Baobabs-citernes : stocker l’eau avec le vivant
Dans le sud de Madagascar, là où les sécheresses s’installent et se répètent au fur et à mesure des années et où la terre se fendille, les baobabs dressent leurs troncs massifs dans le paysage. Ils permettent de collecter et de conserver l’eau de pluie dans leurs troncs creux. Cette pratique repose sur une connaissance fine des cycles climatiques, des propriétés de l’arbre et des besoins des communautés. L’eau n’est pas stockée contre le vivant, mais avec lui.
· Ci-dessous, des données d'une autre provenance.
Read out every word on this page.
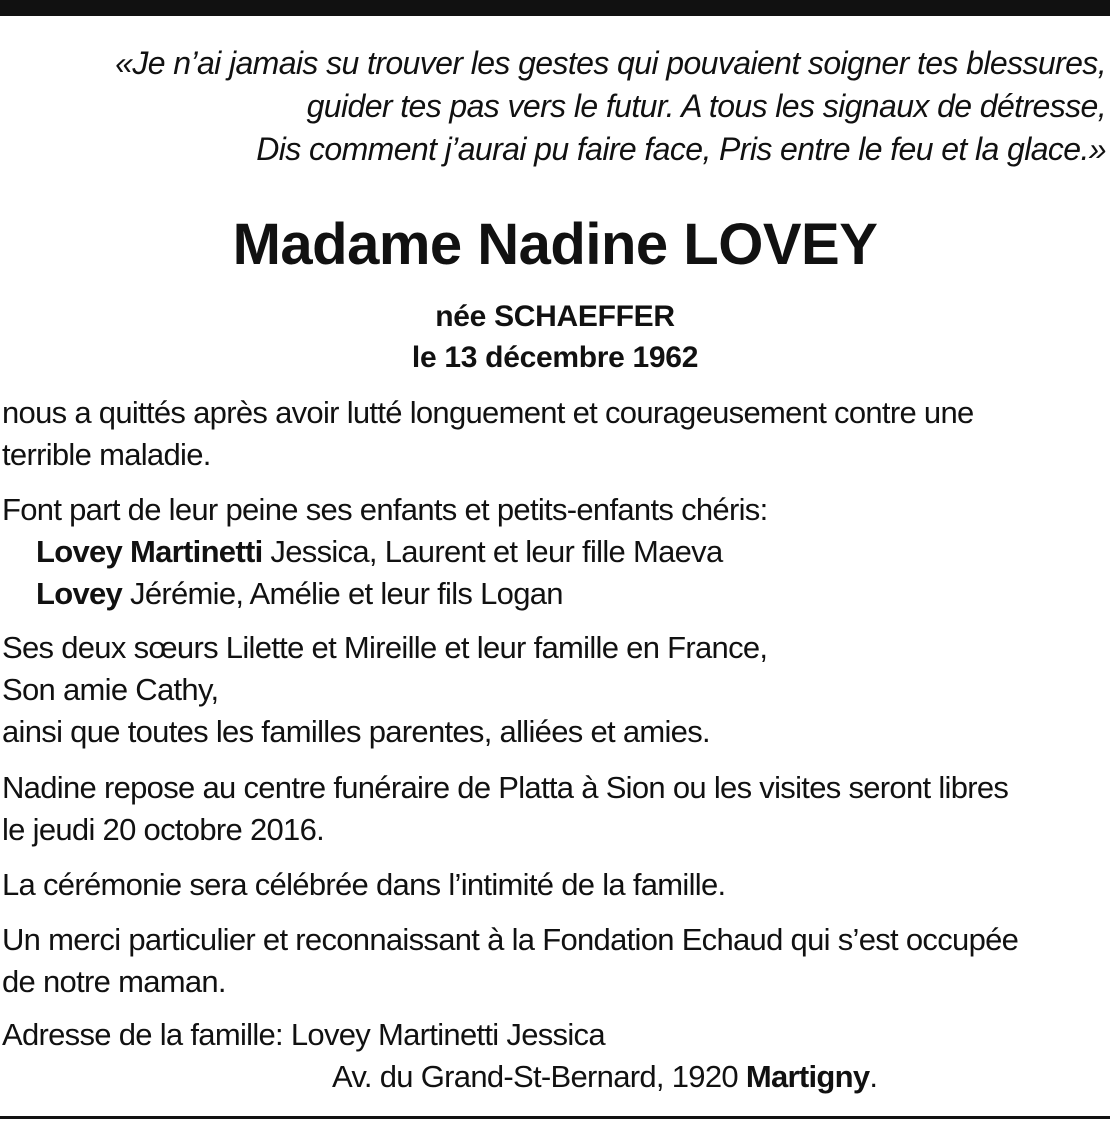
«Je n’ai jamais su trouver les gestes qui pouvaient soigner tes blessures,
guider tes pas vers le futur. A tous les signaux de détresse,
Dis comment j’aurai pu faire face, Pris entre le feu et la glace.»
Madame Nadine LOVEY
née SCHAEFFER
le 13 décembre 1962
nous a quittés après avoir lutté longuement et courageusement contre une
terrible maladie.
Font part de leur peine ses enfants et petits-enfants chéris:
Lovey Martinetti Jessica, Laurent et leur fille Maeva
Lovey Jérémie, Amélie et leur fils Logan
Ses deux sœurs Lilette et Mireille et leur famille en France,
Son amie Cathy,
ainsi que toutes les familles parentes, alliées et amies.
Nadine repose au centre funéraire de Platta à Sion ou les visites seront libres
le jeudi 20 octobre 2016.
La cérémonie sera célébrée dans l’intimité de la famille.
Un merci particulier et reconnaissant à la Fondation Echaud qui s’est occupée
de notre maman.
Adresse de la famille: Lovey Martinetti Jessica
Av. du Grand-St-Bernard, 1920 Martigny.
Ce dispositif témoigne d’une ingénierie vernaculaire fondée sur le temps long, la patience et l’adaptation. Contrairement aux solutions techniques rapides souvent promues dans les politiques contemporaines, les baobabs-citernes s’inscrivent dans une logique de continuité et de transmission intergénérationnelle. Ils rappellent que les réponses aux crises hydriques ne passent pas uniquement par l’innovation technologique, mais aussi par la reconnaissance de savoirs locaux anciens.
En clôturant l’exposition sur ces arbres, le parcours propose une perspective résolument politique : penser l’eau, c’est aussi penser les relations entre humains, non-humains et territoires. Les baobabs-citernes incarnent une autre manière d’habiter les milieux, fondée sur la cohabitation plutôt que sur l’exploitation.